In this week’s article, we give it a rest.
Pause
I try not to indulge myself too much in this blog, but today is different.
If I’m being honest, it’s been over a month since I felt excited about finding something to write about each Sunday. I’ve lost the plot.
You, my dear reader, might have noticed.
Readership is dropping off a cliff, as if you can smell my uncertainty. I don’t blame you, the articles have been boring. If not exactly boring, then certainly lacking a genuine attempt to connect with you.
My apologies.
Loss
Though I did not know him well, I was included in an elderly man’s process of medically assisted dying.
He died last Tuesday.
I was able to see him the week before, the day before, but not on the day of his passing. Nor did I see his body, draped in the American flag as he was a veteran, because I did not want to.

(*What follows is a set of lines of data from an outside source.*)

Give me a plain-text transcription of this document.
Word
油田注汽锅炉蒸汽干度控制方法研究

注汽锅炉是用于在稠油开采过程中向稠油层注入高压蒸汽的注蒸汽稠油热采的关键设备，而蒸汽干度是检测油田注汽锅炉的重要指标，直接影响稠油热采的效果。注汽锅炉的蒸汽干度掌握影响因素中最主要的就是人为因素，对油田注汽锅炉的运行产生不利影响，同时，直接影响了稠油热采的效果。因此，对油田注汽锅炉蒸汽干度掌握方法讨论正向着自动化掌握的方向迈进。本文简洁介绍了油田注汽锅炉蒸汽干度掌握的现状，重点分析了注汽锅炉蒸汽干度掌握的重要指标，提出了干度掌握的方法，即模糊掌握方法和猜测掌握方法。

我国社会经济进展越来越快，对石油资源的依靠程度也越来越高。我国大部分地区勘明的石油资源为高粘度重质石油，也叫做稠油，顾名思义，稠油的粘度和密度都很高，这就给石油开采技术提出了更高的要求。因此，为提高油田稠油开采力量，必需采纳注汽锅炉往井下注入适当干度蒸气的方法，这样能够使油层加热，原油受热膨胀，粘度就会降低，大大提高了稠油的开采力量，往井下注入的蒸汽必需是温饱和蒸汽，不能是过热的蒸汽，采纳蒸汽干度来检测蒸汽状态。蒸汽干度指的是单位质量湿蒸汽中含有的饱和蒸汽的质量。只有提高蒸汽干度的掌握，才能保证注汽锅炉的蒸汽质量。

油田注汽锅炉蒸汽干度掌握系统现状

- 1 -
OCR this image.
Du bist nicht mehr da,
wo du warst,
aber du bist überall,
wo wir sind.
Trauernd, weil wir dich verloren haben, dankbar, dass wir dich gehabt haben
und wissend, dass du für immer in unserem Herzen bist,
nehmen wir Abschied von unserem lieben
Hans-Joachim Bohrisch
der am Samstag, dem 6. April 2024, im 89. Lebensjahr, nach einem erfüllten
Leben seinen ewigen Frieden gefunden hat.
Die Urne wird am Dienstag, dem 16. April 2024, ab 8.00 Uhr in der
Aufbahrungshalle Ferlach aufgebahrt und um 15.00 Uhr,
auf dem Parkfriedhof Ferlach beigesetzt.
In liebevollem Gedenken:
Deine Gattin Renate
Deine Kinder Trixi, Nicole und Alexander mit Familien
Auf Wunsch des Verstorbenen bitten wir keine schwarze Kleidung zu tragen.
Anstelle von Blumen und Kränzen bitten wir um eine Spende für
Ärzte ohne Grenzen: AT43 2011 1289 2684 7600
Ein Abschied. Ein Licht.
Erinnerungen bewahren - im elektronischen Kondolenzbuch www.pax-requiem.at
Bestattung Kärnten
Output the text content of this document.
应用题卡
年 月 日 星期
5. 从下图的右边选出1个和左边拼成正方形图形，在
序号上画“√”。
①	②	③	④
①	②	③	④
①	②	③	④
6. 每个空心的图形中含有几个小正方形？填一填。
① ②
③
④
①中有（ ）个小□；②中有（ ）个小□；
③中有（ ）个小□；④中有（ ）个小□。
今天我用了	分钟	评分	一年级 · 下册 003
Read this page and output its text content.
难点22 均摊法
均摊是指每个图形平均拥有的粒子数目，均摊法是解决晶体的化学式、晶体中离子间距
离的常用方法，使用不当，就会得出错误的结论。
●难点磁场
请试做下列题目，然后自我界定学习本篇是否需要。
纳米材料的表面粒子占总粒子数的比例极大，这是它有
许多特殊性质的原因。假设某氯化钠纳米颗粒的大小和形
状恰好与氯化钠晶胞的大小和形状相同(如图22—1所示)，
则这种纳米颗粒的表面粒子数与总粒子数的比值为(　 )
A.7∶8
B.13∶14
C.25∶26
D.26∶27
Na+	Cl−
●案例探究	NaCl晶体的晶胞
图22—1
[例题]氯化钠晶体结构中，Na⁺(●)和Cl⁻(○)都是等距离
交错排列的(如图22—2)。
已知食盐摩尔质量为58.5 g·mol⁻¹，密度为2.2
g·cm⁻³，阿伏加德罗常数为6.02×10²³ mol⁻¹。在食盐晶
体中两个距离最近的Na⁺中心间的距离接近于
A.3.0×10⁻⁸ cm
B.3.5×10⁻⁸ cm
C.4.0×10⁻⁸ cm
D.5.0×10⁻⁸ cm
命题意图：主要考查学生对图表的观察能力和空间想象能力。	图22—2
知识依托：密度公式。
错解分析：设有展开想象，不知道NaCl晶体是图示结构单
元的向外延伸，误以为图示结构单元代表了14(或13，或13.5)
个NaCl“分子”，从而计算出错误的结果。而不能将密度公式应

He was terminally ill and he had his fill of life, so he wanted to go on his own terms.
I respect him for that, but it didn’t make seeing the grief of his wife, his daughter, and his granddaughter any easier. I feel humbled to have been part of such a profound and deeply personal event, even as a stranger.
His death affected me more than I expected.
Ennui
And when it gets too full, and I can’t close the lid
I spaz on my family and my closest friends— Big K.R.I.T., “The Vent”
There’s an emptiness inside of me.
I’ve tried to feed it a diet of quick pleasures; it swallows them up. Even after one of my best ideas recently, the excitement fades. So, what can be done for this hole to feed?
Money doesn’t buy you most everything.
Hint
I promised myself I would write this blog regularly for at least a year.
After that, I will write when I have something to say.